We conventionally describe epilepsies as either focal or generalised, but the term generalised is really descriptive of a clinical syndrome rather than the basic mechanism. Indeed some patients with so-called absences of idiopathic generalised epilepsy have much greater alteration of awareness than others and functional neuroimaging in these patients shows that the degree of alteration of awareness correlates with the extent of cortical involvement in the process. We know that in Idiopathic Generalised Epilepsy, there is an interaction between the cerebral cortex and the thalamus, but which is the chicken and which the egg in the process. The conclusion seems to depend on the investigative technique used and remains a cause of debate.
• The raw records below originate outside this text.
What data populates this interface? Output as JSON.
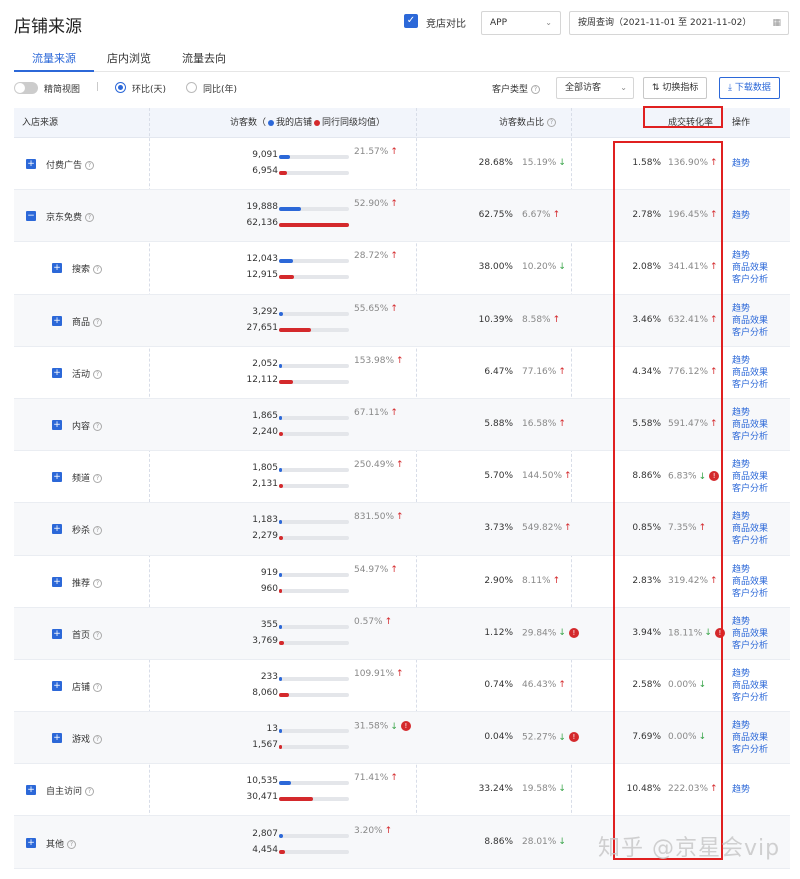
{
  "header": {
    "title": "店铺来源",
    "compare_label": "竞店对比",
    "platform": "APP",
    "date_range": "按周查询（2021-11-01 至 2021-11-02）"
  },
  "tabs": [
    "流量来源",
    "店内浏览",
    "流量去向"
  ],
  "toolbar": {
    "simple_view": "精简视图",
    "separator": "|",
    "ring_label": "环比(天)",
    "yoy_label": "同比(年)",
    "customer_type_label": "客户类型",
    "customer_type_value": "全部访客",
    "switch_metric": "切换指标",
    "download": "下载数据"
  },
  "table": {
    "headers": {
      "source": "入店来源",
      "visitors_prefix": "访客数（",
      "my_store": "我的店铺",
      "peer_avg": "同行同级均值",
      "visitors_suffix": "）",
      "share": "访客数占比",
      "conversion": "成交转化率",
      "ops": "操作"
    },
    "colors": {
      "my": "#2c68d8",
      "peer": "#d4292c",
      "up": "#d4292c",
      "down": "#3aa54a"
    },
    "ops_labels": {
      "trend": "趋势",
      "product": "商品效果",
      "customer": "客户分析"
    },
    "rows": [
      {
        "name": "付费广告",
        "expander": "+",
        "level": 0,
        "mine": "9,091",
        "peer": "6,954",
        "mine_frac": 0.15,
        "peer_frac": 0.11,
        "chg": "21.57%",
        "chg_dir": "up",
        "chg_warn": false,
        "share": "28.68%",
        "share_chg": "15.19%",
        "share_dir": "down",
        "share_warn": false,
        "conv": "1.58%",
        "conv_chg": "136.90%",
        "conv_dir": "up",
        "conv_warn": false,
        "ops": [
          "趋势"
        ]
      },
      {
        "name": "京东免费",
        "expander": "−",
        "level": 0,
        "mine": "19,888",
        "peer": "62,136",
        "mine_frac": 0.32,
        "peer_frac": 1.0,
        "chg": "52.90%",
        "chg_dir": "up",
        "chg_warn": false,
        "share": "62.75%",
        "share_chg": "6.67%",
        "share_dir": "up",
        "share_warn": false,
        "conv": "2.78%",
        "conv_chg": "196.45%",
        "conv_dir": "up",
        "conv_warn": false,
        "ops": [
          "趋势"
        ]
      },
      {
        "name": "搜索",
        "expander": "+",
        "level": 1,
        "mine": "12,043",
        "peer": "12,915",
        "mine_frac": 0.2,
        "peer_frac": 0.21,
        "chg": "28.72%",
        "chg_dir": "up",
        "chg_warn": false,
        "share": "38.00%",
        "share_chg": "10.20%",
        "share_dir": "down",
        "share_warn": false,
        "conv": "2.08%",
        "conv_chg": "341.41%",
        "conv_dir": "up",
        "conv_warn": false,
        "ops": [
          "趋势",
          "商品效果",
          "客户分析"
        ]
      },
      {
        "name": "商品",
        "expander": "+",
        "level": 1,
        "mine": "3,292",
        "peer": "27,651",
        "mine_frac": 0.06,
        "peer_frac": 0.45,
        "chg": "55.65%",
        "chg_dir": "up",
        "chg_warn": false,
        "share": "10.39%",
        "share_chg": "8.58%",
        "share_dir": "up",
        "share_warn": false,
        "conv": "3.46%",
        "conv_chg": "632.41%",
        "conv_dir": "up",
        "conv_warn": false,
        "ops": [
          "趋势",
          "商品效果",
          "客户分析"
        ]
      },
      {
        "name": "活动",
        "expander": "+",
        "level": 1,
        "mine": "2,052",
        "peer": "12,112",
        "mine_frac": 0.04,
        "peer_frac": 0.2,
        "chg": "153.98%",
        "chg_dir": "up",
        "chg_warn": false,
        "share": "6.47%",
        "share_chg": "77.16%",
        "share_dir": "up",
        "share_warn": false,
        "conv": "4.34%",
        "conv_chg": "776.12%",
        "conv_dir": "up",
        "conv_warn": false,
        "ops": [
          "趋势",
          "商品效果",
          "客户分析"
        ]
      },
      {
        "name": "内容",
        "expander": "+",
        "level": 1,
        "mine": "1,865",
        "peer": "2,240",
        "mine_frac": 0.04,
        "peer_frac": 0.05,
        "chg": "67.11%",
        "chg_dir": "up",
        "chg_warn": false,
        "share": "5.88%",
        "share_chg": "16.58%",
        "share_dir": "up",
        "share_warn": false,
        "conv": "5.58%",
        "conv_chg": "591.47%",
        "conv_dir": "up",
        "conv_warn": false,
        "ops": [
          "趋势",
          "商品效果",
          "客户分析"
        ]
      },
      {
        "name": "频道",
        "expander": "+",
        "level": 1,
        "mine": "1,805",
        "peer": "2,131",
        "mine_frac": 0.04,
        "peer_frac": 0.05,
        "chg": "250.49%",
        "chg_dir": "up",
        "chg_warn": false,
        "share": "5.70%",
        "share_chg": "144.50%",
        "share_dir": "up",
        "share_warn": false,
        "conv": "8.86%",
        "conv_chg": "6.83%",
        "conv_dir": "down",
        "conv_warn": true,
        "ops": [
          "趋势",
          "商品效果",
          "客户分析"
        ]
      },
      {
        "name": "秒杀",
        "expander": "+",
        "level": 1,
        "mine": "1,183",
        "peer": "2,279",
        "mine_frac": 0.03,
        "peer_frac": 0.05,
        "chg": "831.50%",
        "chg_dir": "up",
        "chg_warn": false,
        "share": "3.73%",
        "share_chg": "549.82%",
        "share_dir": "up",
        "share_warn": false,
        "conv": "0.85%",
        "conv_chg": "7.35%",
        "conv_dir": "up",
        "conv_warn": false,
        "ops": [
          "趋势",
          "商品效果",
          "客户分析"
        ]
      },
      {
        "name": "推荐",
        "expander": "+",
        "level": 1,
        "mine": "919",
        "peer": "960",
        "mine_frac": 0.02,
        "peer_frac": 0.02,
        "chg": "54.97%",
        "chg_dir": "up",
        "chg_warn": false,
        "share": "2.90%",
        "share_chg": "8.11%",
        "share_dir": "up",
        "share_warn": false,
        "conv": "2.83%",
        "conv_chg": "319.42%",
        "conv_dir": "up",
        "conv_warn": false,
        "ops": [
          "趋势",
          "商品效果",
          "客户分析"
        ]
      },
      {
        "name": "首页",
        "expander": "+",
        "level": 1,
        "mine": "355",
        "peer": "3,769",
        "mine_frac": 0.01,
        "peer_frac": 0.07,
        "chg": "0.57%",
        "chg_dir": "up",
        "chg_warn": false,
        "share": "1.12%",
        "share_chg": "29.84%",
        "share_dir": "down",
        "share_warn": true,
        "conv": "3.94%",
        "conv_chg": "18.11%",
        "conv_dir": "down",
        "conv_warn": true,
        "ops": [
          "趋势",
          "商品效果",
          "客户分析"
        ]
      },
      {
        "name": "店铺",
        "expander": "+",
        "level": 1,
        "mine": "233",
        "peer": "8,060",
        "mine_frac": 0.01,
        "peer_frac": 0.14,
        "chg": "109.91%",
        "chg_dir": "up",
        "chg_warn": false,
        "share": "0.74%",
        "share_chg": "46.43%",
        "share_dir": "up",
        "share_warn": false,
        "conv": "2.58%",
        "conv_chg": "0.00%",
        "conv_dir": "down",
        "conv_warn": false,
        "ops": [
          "趋势",
          "商品效果",
          "客户分析"
        ]
      },
      {
        "name": "游戏",
        "expander": "+",
        "level": 1,
        "mine": "13",
        "peer": "1,567",
        "mine_frac": 0.005,
        "peer_frac": 0.03,
        "chg": "31.58%",
        "chg_dir": "down",
        "chg_warn": true,
        "share": "0.04%",
        "share_chg": "52.27%",
        "share_dir": "down",
        "share_warn": true,
        "conv": "7.69%",
        "conv_chg": "0.00%",
        "conv_dir": "down",
        "conv_warn": false,
        "ops": [
          "趋势",
          "商品效果",
          "客户分析"
        ]
      },
      {
        "name": "自主访问",
        "expander": "+",
        "level": 0,
        "mine": "10,535",
        "peer": "30,471",
        "mine_frac": 0.17,
        "peer_frac": 0.49,
        "chg": "71.41%",
        "chg_dir": "up",
        "chg_warn": false,
        "share": "33.24%",
        "share_chg": "19.58%",
        "share_dir": "down",
        "share_warn": false,
        "conv": "10.48%",
        "conv_chg": "222.03%",
        "conv_dir": "up",
        "conv_warn": false,
        "ops": [
          "趋势"
        ]
      },
      {
        "name": "其他",
        "expander": "+",
        "level": 0,
        "mine": "2,807",
        "peer": "4,454",
        "mine_frac": 0.05,
        "peer_frac": 0.08,
        "chg": "3.20%",
        "chg_dir": "up",
        "chg_warn": false,
        "share": "8.86%",
        "share_chg": "28.01%",
        "share_dir": "down",
        "share_warn": false,
        "conv": "",
        "conv_chg": "",
        "conv_dir": "",
        "conv_warn": false,
        "ops": []
      }
    ]
  },
  "watermark": "知乎 @京星会vip"
}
There are some practical advances in the treatment of status epilepticus which are grounded in new revelations of the underlying science. It has been known for some time that GABA is depleted early during status epilepticus and that this explains the failure of the response to benzodiazepines, which occurs after about an hour of continuous seizure activity. But new research shows that drugs that regulate calcium entry by changing potassium channel properties such as flurtipine or retigabine can prevent the habituation to the action of benzodiazepines. As well as being of mechanistic interest, this has potential practical relevance, since retigabine is already available. The new drug perampanel which is the first drug to block glutamate transmission and not be unacceptably toxic, may also have a role in this regard. One thing is clear, that other than for benzodiazepines, clinical studies of drugs in status epilepticus are inadequate. I have previously written about a recent study demonstrating that the ease of use of intramuscular midazolam means that its effect is as rapid as more complex to administer intravenous preparations and it should be thought of as a first-line drug. In the UK, phenytoin remains sacrosanct as first-line treatment after benzodiazepines, despite the fact that it is clearly a nasty drug to give. Valproate, levetiracetam and lacosamide are effective and widely used but we need studies see if they work better, although they are generally cleaner. Other treatments for the desperate include the anaesthetic ketamine, which paradoxically also has some pro-convulsive effects and the ketogenic diet, which is relatively easy to administer in the intensive care setting.

As well as these highlights, there were large numbers of smaller studies discussing surgical treatment, imaging techniques, the inevitable league of new genes, which I shall never remember, and a session on infective and inflammatory causes of epilepsy.  There were also sessions on comorbidities of epilepsy and a debate on whether it is more important to treat them than the epilepsy itself. The result predictably. is that one should try to do both, without jeopardising the other.

Overall, there is the feeling that epilepsy is starting to emerge from the 20th century into the 21st with new vistas on basic mechanisms and treatment and a broader view of the importance of other aspects of quality of life than simply seizure number.